My wife works as a project manager for the education department of a Fortune 500 company. She was in the process of hiring a key note speaker for one of their events and showed me his proposal. I started to read it over and I was shocked at what I was reading.
In his proposal he listed the basic topic of his talk (No big deal there). Then he listed how it would be presented. And it was that list that was largely responsible for his being hired.
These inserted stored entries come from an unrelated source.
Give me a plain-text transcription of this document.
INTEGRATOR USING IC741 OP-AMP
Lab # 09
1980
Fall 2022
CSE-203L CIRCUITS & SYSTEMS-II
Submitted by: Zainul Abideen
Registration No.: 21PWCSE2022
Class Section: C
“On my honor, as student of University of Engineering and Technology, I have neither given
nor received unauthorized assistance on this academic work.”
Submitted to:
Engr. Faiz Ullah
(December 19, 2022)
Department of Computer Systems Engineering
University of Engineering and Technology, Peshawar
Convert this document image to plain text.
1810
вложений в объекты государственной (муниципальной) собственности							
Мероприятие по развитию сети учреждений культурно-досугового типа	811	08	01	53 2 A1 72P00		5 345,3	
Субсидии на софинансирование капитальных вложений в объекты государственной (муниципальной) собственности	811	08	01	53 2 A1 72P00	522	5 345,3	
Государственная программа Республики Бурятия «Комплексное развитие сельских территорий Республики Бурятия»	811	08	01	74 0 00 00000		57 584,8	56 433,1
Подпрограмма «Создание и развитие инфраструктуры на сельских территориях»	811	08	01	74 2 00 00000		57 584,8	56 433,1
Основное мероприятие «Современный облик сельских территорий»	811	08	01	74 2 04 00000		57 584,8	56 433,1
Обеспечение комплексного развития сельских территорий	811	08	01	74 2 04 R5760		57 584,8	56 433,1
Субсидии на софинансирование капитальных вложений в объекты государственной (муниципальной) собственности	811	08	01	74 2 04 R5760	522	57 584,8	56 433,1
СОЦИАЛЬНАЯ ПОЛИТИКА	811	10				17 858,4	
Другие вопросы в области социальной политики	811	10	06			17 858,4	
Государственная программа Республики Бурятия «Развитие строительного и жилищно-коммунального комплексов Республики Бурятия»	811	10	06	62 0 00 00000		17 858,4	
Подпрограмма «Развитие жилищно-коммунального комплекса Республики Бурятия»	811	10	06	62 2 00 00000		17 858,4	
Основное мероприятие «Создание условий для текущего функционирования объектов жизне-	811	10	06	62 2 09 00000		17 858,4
Here are some excerpts from the actual proposal (I am just going to list the actual beginning of the sentences to illustrate a point):
As I was reading this, something my 15 year-old son often says came to mind: “Duh!”
Even a mediocre trainer/speaker would engage the audience with two engaging (poll) questions.
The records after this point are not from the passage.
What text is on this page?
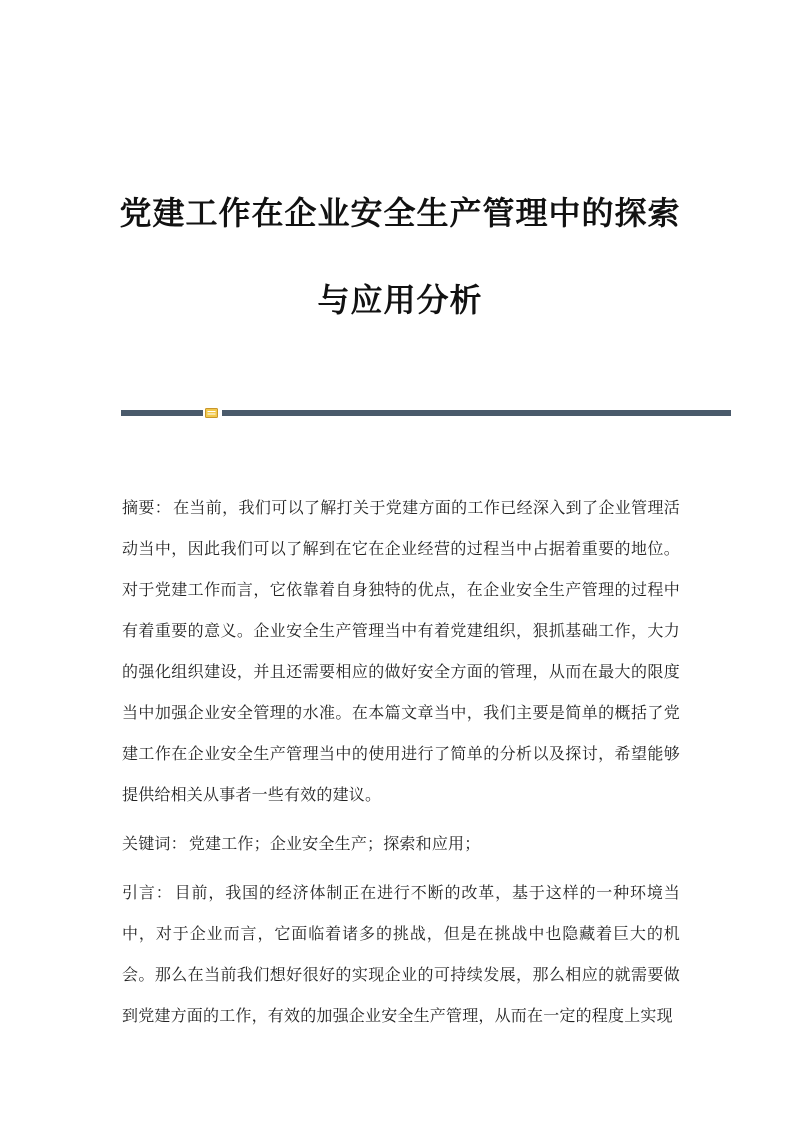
党建工作在企业安全生产管理中的探索
与应用分析

摘要： 在当前，我们可以了解打关于党建方面的工作已经深入到了企业管理活动当中，因此我们可以了解到在它在企业经营的过程当中占据着重要的地位。对于党建工作而言，它依靠着自身独特的优点，在企业安全生产管理的过程中有着重要的意义。企业安全生产管理当中有着党建组织，狠抓基础工作，大力的强化组织建设，并且还需要相应的做好安全方面的管理，从而在最大的限度当中加强企业安全管理的水准。在本篇文章当中，我们主要是简单的概括了党建工作在企业安全生产管理当中的使用进行了简单的分析以及探讨，希望能够提供给相关从事者一些有效的建议。

关键词： 党建工作；企业安全生产；探索和应用；

引言： 目前，我国的经济体制正在进行不断的改革，基于这样的一种环境当中，对于企业而言，它面临着诸多的挑战，但是在挑战中也隐藏着巨大的机会。那么在当前我们想好很好的实现企业的可持续发展，那么相应的就需要做到党建方面的工作，有效的加强企业安全生产管理，从而在一定的程度上实现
Even a mediocre trainer/speaker would involve the participants with a written activity (list creation in this case)
Even a mediocre trainer/speaker would have the participants share what they wrote to solidify what they learned.
However, reading his proposal was a major “AHA” moment for me. Having been a professional trainer for one of the largest personal and professional development companies in north America, I believed that all of the things he listed are just par for the course and would not have even thought to mention them as a benefit of my programs. I realized then that I had been selling myself short.
Even though the items he listed are the basic building blocks of any professional presentation, they are in fact skills acquired through study and practice and coaching. They are skills that, although being very valuable, they are skills that most competent Trainers/speakers take for granted (including me up to now).